Ahora ya no toca ser un visionario. De hecho, tampoco toca ser un trovador rompecorazones ni un crooner apesadumbrado, papeles ambos que Cohen ha sabido bordar con pericia a lo largo de su carrera. Ahora es el momento, si nos fiamos de los medios de comunicación, de ser un viejecito adorable que sigue con la cabeza bien alta pese a los aprietos económicos en los que pueda encontrarse después de ser estafado por aquellos en quien confiaba. Sorprendentemente, en «Old Ideas» el artista deja claro desde un buen principio que esa imagen de anciano tierno se la pasa por el forro de cierta parte arrugada (supongo) de su cuerpo. Sólo hay que atender al irónico fraseado que abre el álbum: «I love to speak with Leonard / He’s a sportsman and a shepherd / He’s a lazy bastard living in a suit«. A partir de ahí, Cohen sabe que su espada es su voz y su poesía, mientras que la carne que corta en casa es la música. Las canciones de «Old Ideas» vuelven a hablar de amor, de lujuria sosegada, de curación espiritual y del valor de un lugar al que llamar hogar… Y lo hacen con la voz de Leonard mostrándose tan en forma como siempre: su quiebro no es de senectud porque siempre hizo gala de él. Su quiebro es, simple y llanamente, la principal seña de identidad de una voz envolvente; pero envolvente no como la de un párroco incendiario, sino como la de un donjuán seductor en la barra de un bar con un par de copas encima (algo totalmente diferente a llevar encima «un par de copas de más»). Ya puede ponerse espiritual («Show Me The Place«), fardona («The Darkness«) o sexy ya sea en un sentido duro («Different Sides«) o blando («Anyhow«), sea como sea la voz de Leonard Cohen sigue metiéndose dentro de tus huesos como el frío del invierno. Sólo que a la inversa: proporcionando un buen calorcito.

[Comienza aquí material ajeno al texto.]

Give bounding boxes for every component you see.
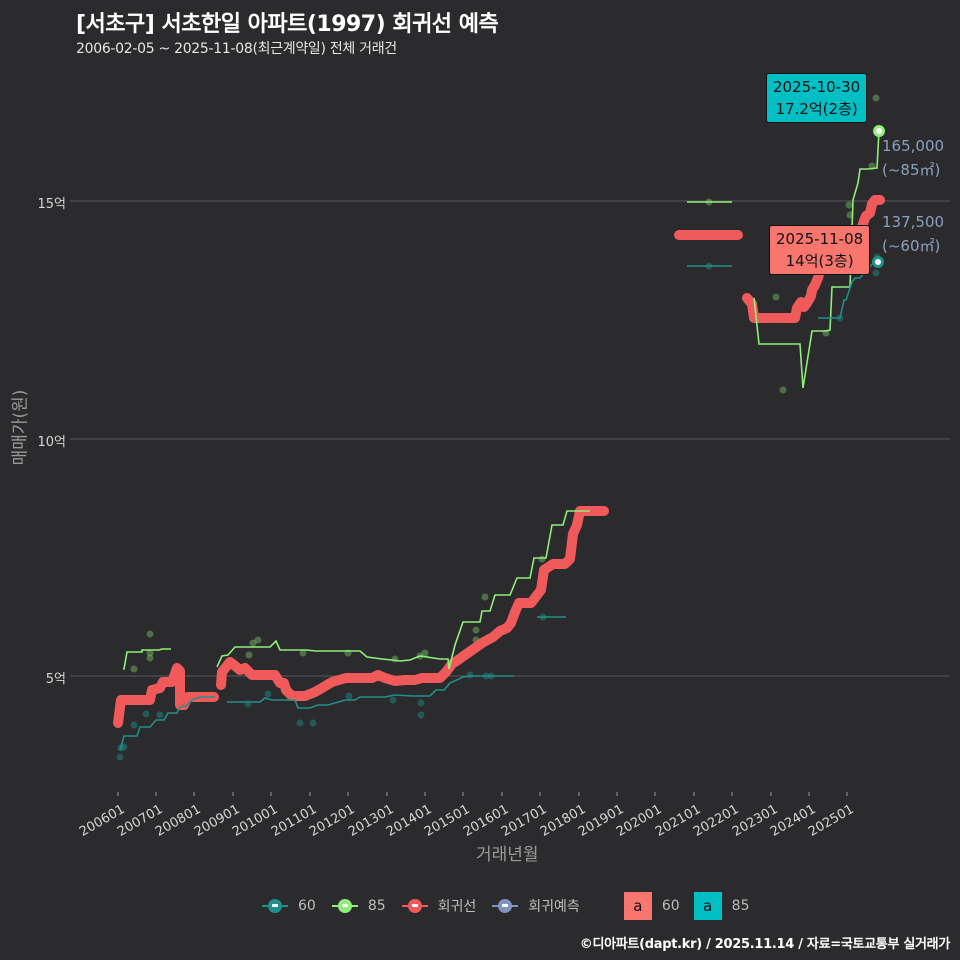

La carne cortada con la espada, sin embargo, sigue siendo un buen chuletón más que una escalopilla tierna. Sorprende escuchar a día de hoy a Cohen porque, al fin y al cabo, vuelves a escuchar en perspectiva a todos aquellos que han bebido de alguna forma u otra de su discografía: hay aquí un sentir de cabaret ajado que Tom Waits supo llevar a su extremo más mugriento («Amen«), la masculinidad crepuscular que en los últimos años parece ser propiedad privada de Bill Callahan («The Darkness«) o el folk despojado y saltarín de Bonnie ‘Prince’ Billy («Banjo«). Una colección de sonidos que vuelve a apuntar hacia el blues y el gospel pero que, en esta ocasión, no le hace asco a algunos acertadísimos toques de country y de aromas fronterizos. Entendámonos de una vez por todas: si lo que estás buscando es un polvo loquísimo con un desonocido, «Old Ideas» no es tu disco. Lo del último trabajo de Leonard Cohen es algo parecido al polvo de una pareja que llevan juntos toda la vida: la pasión inmediata y la fogosidad autodestructiva se substituye por una labor lenta, sobre seguro, enfocada hacia los conocidos puntos de placer del otro para alargar el clímax todo lo posible. Ni mejor ni peor: placer sin sorpresas.